The office of the Palestinian Authority's president is holding the U.S. government responsible for a weekend bombing in Gaza that killed an estimated 100 people, including at least 11 children. The victims of the attack on the al-Tabin school were blown to 'pieces,' according to video evidence and on-the-ground reporting, when U.S.-provided missiles were fired on a school-turned-shelter in Gaza City.
In the wake of the attack that stirred global outrage and condemnation Saturday, the Palestinian presidency's spokesperson Nabih Abu Rudeineh condemned the massacre and said the PA held the Biden administration "responsible for the massacre due to its financial, military, and political support for Israel."
Rudeineh demanded the U.S. pressure the government of Prime Minister Benjamin Netanyahu to cease indiscriminate attacks that have left hundreds of thousands of Palestinians dead, wounded, and displaced over recent months. In addition, he said, the U.S. must conform to international law by ending its "blind support" to Israel "that leads to the killing of thousands of innocent civilians, including children, women, and the elderly."
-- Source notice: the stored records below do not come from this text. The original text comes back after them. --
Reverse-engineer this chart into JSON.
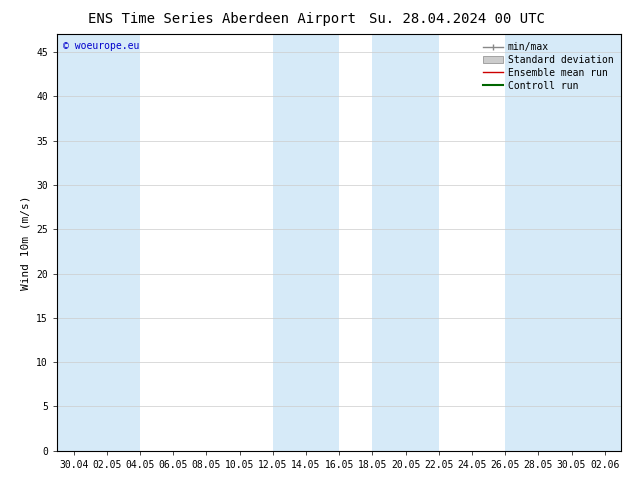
{
  "title_left": "ENS Time Series Aberdeen Airport",
  "title_right": "Su. 28.04.2024 00 UTC",
  "ylabel": "Wind 10m (m/s)",
  "ylim": [
    0,
    47
  ],
  "yticks": [
    0,
    5,
    10,
    15,
    20,
    25,
    30,
    35,
    40,
    45
  ],
  "xtick_labels": [
    "30.04",
    "02.05",
    "04.05",
    "06.05",
    "08.05",
    "10.05",
    "12.05",
    "14.05",
    "16.05",
    "18.05",
    "20.05",
    "22.05",
    "24.05",
    "26.05",
    "28.05",
    "30.05",
    "02.06"
  ],
  "copyright_text": "© woeurope.eu",
  "legend_entries": [
    "min/max",
    "Standard deviation",
    "Ensemble mean run",
    "Controll run"
  ],
  "bg_color": "#ffffff",
  "plot_bg_color": "#ffffff",
  "band_color": "#d6eaf8",
  "title_fontsize": 10,
  "tick_fontsize": 7,
  "ylabel_fontsize": 8,
  "legend_fontsize": 7
}
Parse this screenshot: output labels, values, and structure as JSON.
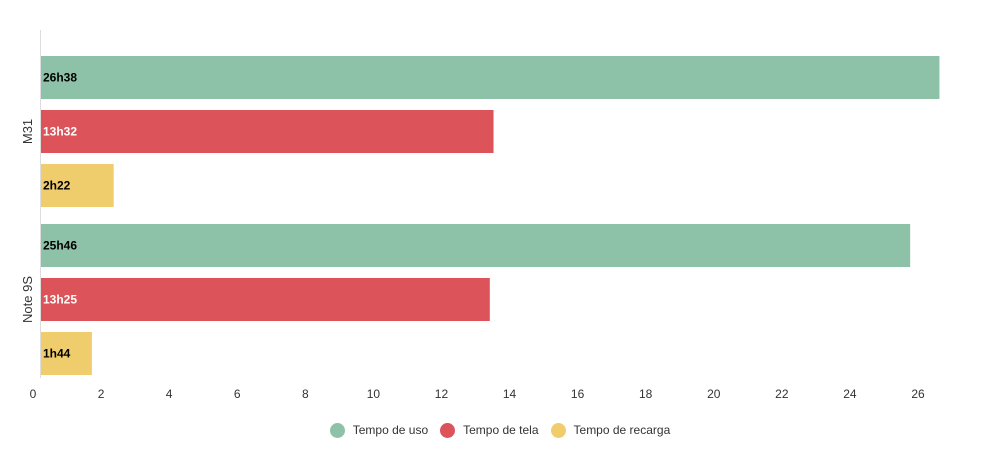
{
  "chart_data": {
    "type": "bar",
    "orientation": "horizontal",
    "categories": [
      "M31",
      "Note 9S"
    ],
    "series": [
      {
        "name": "Tempo de uso",
        "color": "#8ec2a8",
        "label_color": "#000000",
        "values": [
          26.63,
          25.77
        ],
        "labels": [
          "26h38",
          "25h46"
        ]
      },
      {
        "name": "Tempo de tela",
        "color": "#dc545a",
        "label_color": "#ffffff",
        "values": [
          13.53,
          13.42
        ],
        "labels": [
          "13h32",
          "13h25"
        ]
      },
      {
        "name": "Tempo de recarga",
        "color": "#f0cd6c",
        "label_color": "#000000",
        "values": [
          2.37,
          1.73
        ],
        "labels": [
          "2h22",
          "1h44"
        ]
      }
    ],
    "xlim": [
      0,
      26
    ],
    "xticks": [
      0,
      2,
      4,
      6,
      8,
      10,
      12,
      14,
      16,
      18,
      20,
      22,
      24,
      26
    ],
    "title": "",
    "xlabel": "",
    "ylabel": "",
    "grid": false,
    "legend_position": "bottom-center"
  }
}
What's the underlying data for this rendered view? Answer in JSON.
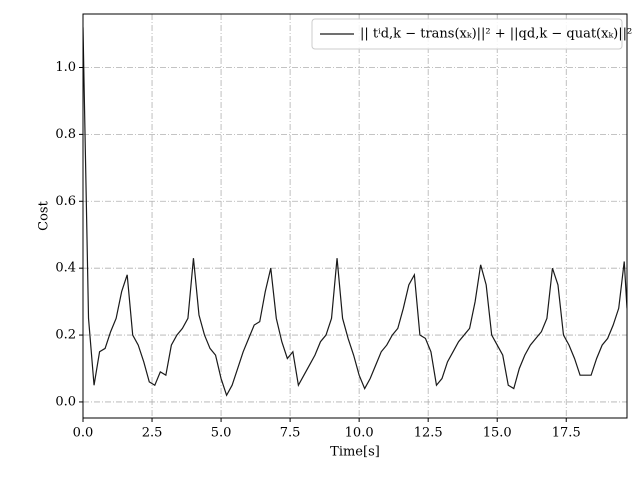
{
  "chart_data": {
    "type": "line",
    "xlabel": "Time[s]",
    "ylabel": "Cost",
    "x": [
      0,
      0.2,
      0.4,
      0.6,
      0.8,
      1.0,
      1.2,
      1.4,
      1.6,
      1.8,
      2.0,
      2.2,
      2.4,
      2.6,
      2.8,
      3.0,
      3.2,
      3.4,
      3.6,
      3.8,
      4.0,
      4.2,
      4.4,
      4.6,
      4.8,
      5.0,
      5.2,
      5.4,
      5.6,
      5.8,
      6.0,
      6.2,
      6.4,
      6.6,
      6.8,
      7.0,
      7.2,
      7.4,
      7.6,
      7.8,
      8.0,
      8.2,
      8.4,
      8.6,
      8.8,
      9.0,
      9.2,
      9.4,
      9.6,
      9.8,
      10.0,
      10.2,
      10.4,
      10.6,
      10.8,
      11.0,
      11.2,
      11.4,
      11.6,
      11.8,
      12.0,
      12.2,
      12.4,
      12.6,
      12.8,
      13.0,
      13.2,
      13.4,
      13.6,
      13.8,
      14.0,
      14.2,
      14.4,
      14.6,
      14.8,
      15.0,
      15.2,
      15.4,
      15.6,
      15.8,
      16.0,
      16.2,
      16.4,
      16.6,
      16.8,
      17.0,
      17.2,
      17.4,
      17.6,
      17.8,
      18.0,
      18.2,
      18.4,
      18.6,
      18.8,
      19.0,
      19.2,
      19.4,
      19.6,
      19.7
    ],
    "series": [
      {
        "name": "|| tⁱd,k − trans(xₖ)||² + ||qd,k − quat(xₖ)||²",
        "color": "#1a1a1a",
        "values": [
          1.12,
          0.25,
          0.05,
          0.15,
          0.16,
          0.21,
          0.25,
          0.33,
          0.38,
          0.2,
          0.17,
          0.12,
          0.06,
          0.05,
          0.09,
          0.08,
          0.17,
          0.2,
          0.22,
          0.25,
          0.43,
          0.26,
          0.2,
          0.16,
          0.14,
          0.07,
          0.02,
          0.05,
          0.1,
          0.15,
          0.19,
          0.23,
          0.24,
          0.33,
          0.4,
          0.25,
          0.18,
          0.13,
          0.15,
          0.05,
          0.08,
          0.11,
          0.14,
          0.18,
          0.2,
          0.25,
          0.43,
          0.25,
          0.19,
          0.14,
          0.08,
          0.04,
          0.07,
          0.11,
          0.15,
          0.17,
          0.2,
          0.22,
          0.28,
          0.35,
          0.38,
          0.2,
          0.19,
          0.15,
          0.05,
          0.07,
          0.12,
          0.15,
          0.18,
          0.2,
          0.22,
          0.3,
          0.41,
          0.35,
          0.2,
          0.17,
          0.14,
          0.05,
          0.04,
          0.1,
          0.14,
          0.17,
          0.19,
          0.21,
          0.25,
          0.4,
          0.35,
          0.2,
          0.17,
          0.13,
          0.08,
          0.08,
          0.08,
          0.13,
          0.17,
          0.19,
          0.23,
          0.28,
          0.42,
          0.28
        ]
      }
    ],
    "xlim": [
      0,
      19.7
    ],
    "xticks": [
      {
        "value": 0,
        "label": "0.0"
      },
      2.5,
      {
        "value": 5,
        "label": "5.0"
      },
      7.5,
      {
        "value": 10,
        "label": "10.0"
      },
      12.5,
      {
        "value": 15,
        "label": "15.0"
      },
      17.5
    ],
    "ylim": [
      -0.048,
      1.16
    ],
    "yticks": [
      {
        "value": 0,
        "label": "0.0"
      },
      0.2,
      0.4,
      0.6,
      0.8,
      {
        "value": 1,
        "label": "1.0"
      }
    ],
    "grid": true,
    "legend": "upper right"
  }
}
As Common Dreams previously reported, the bombing of the al-Tabin school complex came just hours after the U.S. State Department announced the release of $3.5 billion in military aid for Israel and made new weapons transfers available to help refresh the Israel Defense Forces (IDF) stockpiles.
"U.S. funding of Israeli genocide is ballooning as the Israeli army uses ever more lethal bombs," said Francesca Albanese, the UN special rapporteur on Palestine, in an online post Sunday. "The ones used yesterday in the Al-Tabin School massacre sliced bodies to the point of making them unrecognizable. They are now identified by weight: 70kg bag = 1 adult. Revolting."
The head of Gaza's Government Media Office told Al Jazeera that the three bombs dropped on the school weighed 2,000 pounds each, matching the size of the MK-84 munitions provided by the thousands to the IDF by the United States over the last year.
"Another day of horror in Gaza, another school hit with reports of dozens of Palestinian killed among them women, children and older people,” said Philippe Lazzarini, head of the UN relief agency for Palestine refugees (UNRWA), Saturday in response to the attack. "It's time for these horrors unfolding under our watch to end. We cannot let the unbearable become a new norm. The more recurrent, the more we lose our collective humanity."
The UN human rights office said the latest attack was "at least the 21st strike on a school, each serving as a shelter, that the UN [the agency] has recorded since 4 July. These strikes have resulted in at least 274 fatalities, including women and children."
Responding to claims by the IDF that the bombing was aimed at militants it claimed were using the facility, OHCHR said in a statement that "co-location by armed groups of military objectives with civilians" does not release Israel from its "obligation to comply strictly with [international humanitarian law], including the principles of proportionality, distinction and precaution when carrying out military operations. Israel, as the occupying power, is obliged to provide the population it has forcibly displaced with basic humanitarian needs, including safe shelter."
Asked about the situation in Gaza on Saturday, Vice President Kamala Harris, now the Democratic nominee for president, said during a campaign stop in Phoenix, Arizona that she and President Joe Biden have been working "around the clock" to secure a ceasefire deal that would see the fighting end and Israeli hostages held by Hamas returned safely.
Specifically about Saturday's bombing of the school complex, Harris said, "Yet again, far too many civilians have been killed."
Despite global outrage over Saturday's attack, the Israeli military overnight Sunday issued new evacuation orders for southern Gaza.